HUMZA Yousaf has accused Scottish Labour of “sitting on their hands” while "the Tories are undermining the Scottish Parliament at every opportunity."

The First Minister’s criticism came as his Welsh counterpart criticised the UK Government for using the Internal Market Act to force the exclusion of glass in the Scottish Deposit Return Scheme. 

Mark Drakeford said the use of the legislation - designed to ensure frictionless trade across England, Scotland, Wales and Northern Ireland after Brexit - raised “very serious questions”.

Wales is planning on pushing ahead with their own DRS which would include glass. 

However, in their letter to the Scottish Government last Friday, the UK Government said that all schemes across the UK "will need to align on which containers are in scope."

This means Wales, like Scotland, will almost certainly need to exclude glass to obtain an exemption from the UK Internal Market Act. 

READ MORE: Gordon Brown unveils his Alliance for Radical Democratic Change

Mr Drakeford said he was “considering the implications” of the decision for the Welsh Government.

“I would dispute the use of the IMA for these purposes and if they were to invoke it, there would be very serious questions for the UK Government.


“Why so late in the day?"

“The English Government is the outlier here," he added.

The SNP leader said that while the Welsh Labour Party were standing up for devolution, there was “nothing but silence” from Anas Sarwar.

There has been much focus on Labour’s position on the constitution in recent days, partly because of pressure from Gordon Brown. 

The former prime minister launched his new Alliance for Radical Democratic Change at a rally in Edinburgh on Thursday, bringing together Mr Drakeford, Mr Sarwar, and Greater Manchester Mayor Andy Burnham, and West Yorkshire Mayor Tracy Brabin.

The new group comes six months after a report released by Mr Brown on the future of the UK, which included 40 recommendations for “constitutional, social, economic and political reform.”

The new Alliance will add to the pressure on Sir Keir Starmer to keep constitutional reform as a priority ahead of the next general election

One of the suggestions put forward by the ex-MP for Kirkcaldy and Cowdenbeath in his report was for elected provosts in Scottish cities. 

Yesterday, Mr Burnham said the recommendation “just makes sense.”

He said it could lead to greater collaboration between businesses and cities in Scotland and England without the need for national governments.

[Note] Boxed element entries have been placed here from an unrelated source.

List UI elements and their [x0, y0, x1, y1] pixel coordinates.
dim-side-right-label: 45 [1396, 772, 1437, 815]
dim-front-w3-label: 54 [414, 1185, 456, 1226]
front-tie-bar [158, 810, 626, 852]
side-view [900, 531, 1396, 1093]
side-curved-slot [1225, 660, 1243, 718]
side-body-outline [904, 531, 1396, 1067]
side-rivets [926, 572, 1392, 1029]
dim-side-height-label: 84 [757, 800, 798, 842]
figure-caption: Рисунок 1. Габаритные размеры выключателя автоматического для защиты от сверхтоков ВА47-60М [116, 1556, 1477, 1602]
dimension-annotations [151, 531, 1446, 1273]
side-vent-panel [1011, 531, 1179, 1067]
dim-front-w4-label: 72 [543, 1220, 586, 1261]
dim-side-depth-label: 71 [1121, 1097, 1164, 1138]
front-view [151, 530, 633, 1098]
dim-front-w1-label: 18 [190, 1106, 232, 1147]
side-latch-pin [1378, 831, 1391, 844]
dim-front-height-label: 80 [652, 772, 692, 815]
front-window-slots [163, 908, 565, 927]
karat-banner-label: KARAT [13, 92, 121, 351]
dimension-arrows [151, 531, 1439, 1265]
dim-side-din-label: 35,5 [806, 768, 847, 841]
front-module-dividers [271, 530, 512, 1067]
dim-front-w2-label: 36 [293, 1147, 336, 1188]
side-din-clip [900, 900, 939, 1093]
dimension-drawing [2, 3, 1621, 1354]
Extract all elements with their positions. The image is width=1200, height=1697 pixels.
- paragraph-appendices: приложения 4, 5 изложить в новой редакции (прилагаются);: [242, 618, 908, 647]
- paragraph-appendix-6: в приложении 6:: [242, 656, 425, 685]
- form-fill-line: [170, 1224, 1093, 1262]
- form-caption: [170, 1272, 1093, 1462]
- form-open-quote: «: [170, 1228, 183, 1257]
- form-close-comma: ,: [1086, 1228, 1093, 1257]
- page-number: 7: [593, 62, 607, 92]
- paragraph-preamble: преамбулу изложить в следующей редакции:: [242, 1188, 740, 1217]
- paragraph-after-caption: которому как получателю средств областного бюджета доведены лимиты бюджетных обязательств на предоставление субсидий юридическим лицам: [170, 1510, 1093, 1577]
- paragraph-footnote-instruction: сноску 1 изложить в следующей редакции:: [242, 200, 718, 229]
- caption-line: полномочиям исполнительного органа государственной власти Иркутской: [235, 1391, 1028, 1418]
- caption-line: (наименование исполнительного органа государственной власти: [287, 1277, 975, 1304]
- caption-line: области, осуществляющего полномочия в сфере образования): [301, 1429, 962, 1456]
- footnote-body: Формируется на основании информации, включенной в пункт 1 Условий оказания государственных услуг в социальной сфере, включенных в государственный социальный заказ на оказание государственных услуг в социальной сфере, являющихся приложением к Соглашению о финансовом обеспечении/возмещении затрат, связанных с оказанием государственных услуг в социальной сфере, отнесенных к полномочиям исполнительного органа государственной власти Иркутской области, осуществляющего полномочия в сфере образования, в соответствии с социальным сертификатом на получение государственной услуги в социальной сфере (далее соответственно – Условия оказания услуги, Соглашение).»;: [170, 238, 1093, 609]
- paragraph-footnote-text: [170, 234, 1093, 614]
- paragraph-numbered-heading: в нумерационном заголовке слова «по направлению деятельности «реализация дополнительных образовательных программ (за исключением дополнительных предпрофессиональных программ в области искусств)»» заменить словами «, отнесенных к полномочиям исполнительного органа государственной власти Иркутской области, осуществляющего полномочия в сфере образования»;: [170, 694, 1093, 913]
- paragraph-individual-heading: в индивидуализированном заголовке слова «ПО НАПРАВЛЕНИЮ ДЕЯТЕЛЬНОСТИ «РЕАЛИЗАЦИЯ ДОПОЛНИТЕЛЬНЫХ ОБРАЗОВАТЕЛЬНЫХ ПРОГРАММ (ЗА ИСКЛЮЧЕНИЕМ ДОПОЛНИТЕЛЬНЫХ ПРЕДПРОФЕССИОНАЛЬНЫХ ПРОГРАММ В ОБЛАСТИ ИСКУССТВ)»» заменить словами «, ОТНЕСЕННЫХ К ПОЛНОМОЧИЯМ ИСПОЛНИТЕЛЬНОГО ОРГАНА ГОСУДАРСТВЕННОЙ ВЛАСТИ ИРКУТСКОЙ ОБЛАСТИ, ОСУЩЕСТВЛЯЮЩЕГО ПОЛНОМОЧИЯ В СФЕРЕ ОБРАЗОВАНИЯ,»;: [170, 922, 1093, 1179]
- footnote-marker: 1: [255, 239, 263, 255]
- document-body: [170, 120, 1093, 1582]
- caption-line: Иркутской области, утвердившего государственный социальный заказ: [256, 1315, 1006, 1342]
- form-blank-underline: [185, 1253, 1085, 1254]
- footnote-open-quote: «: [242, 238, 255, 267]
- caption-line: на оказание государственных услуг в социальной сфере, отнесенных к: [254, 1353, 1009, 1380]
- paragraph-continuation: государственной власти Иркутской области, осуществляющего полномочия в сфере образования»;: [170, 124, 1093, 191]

READ MORE: Elected provosts in Scottish cities 'just makes sense'

Speaking to the Press Association as he visited Alexander Dennis’s Larbert site on Friday to see the first 50 new “Bee Network” buses for Greater Manchester, Mr Burnham said he could sympathise with the SNP’s anxiety over the reach of the government in Westminster.

The Herald:

“I’ve had my frustrations and to be honest with you, I feel like I understand the sentiments in Scotland better because we all have our frustrations about the way Westminster treats the rest of the UK, the regions in England but also Scotland, Wales and Northern Ireland.

“I think people may not realise in Scotland how much we feel the same in the north of England."

Mr Burnham also backed the demand for further devolution in Scotland, saying that if he could "pick up the phone to the elected mayors or provost of Edinburgh, Glasgow, Aberdeen or Dundee" they would "all start working more.”

READ MORE: Poll: Should Scotland have directly elected provosts?

Mr Yousaf will be campaigning in his Glasgow Pollok seat today, talking to constituents about the need for independence "built on the principles of a wellbeing economy."

Speaking ahead of the stop, the First Minister said: “There has never been a more important time for the people of Scotland to seize the opportunities of independence and escape Westminster.

“The current UK political system is broken and has failed to support people in Scotland during a Westminster cost-of-living crisis.

“On top of the damage being inflicted by cruel Westminster policies, the Tories are undermining the Scottish Parliament at every opportunity and Labour are sitting on their hands – the SNP is the only party prepared to stand up and defend devolution.

“Today, I’ll be taking the SNP’s positive vision for an independent Scotland built on the principles of a wellbeing economy that puts working families first – rather than big business – where our democracy is protected and strengthened.”

Pamela Nash, chief executive of Scotland in Union, and Labour's candidate for Motherwell and Wishaw, said: “There is no positive economic case for leaving the UK.

“If Humza Yousaf has honest conversations with people in Glasgow he will tell them that independence would reduce the money available for our NHS and hit the poorest the hardest and that we’re stronger together as part of the UK.

“But frankly given the cost-of-living crisis, the NHS waiting times crisis, the funding crisis facing community services, and the climate crisis, his constituents will wonder why on earth he is banging on about independence.

"It’s time for the people’s priorities, not the SNP’s.”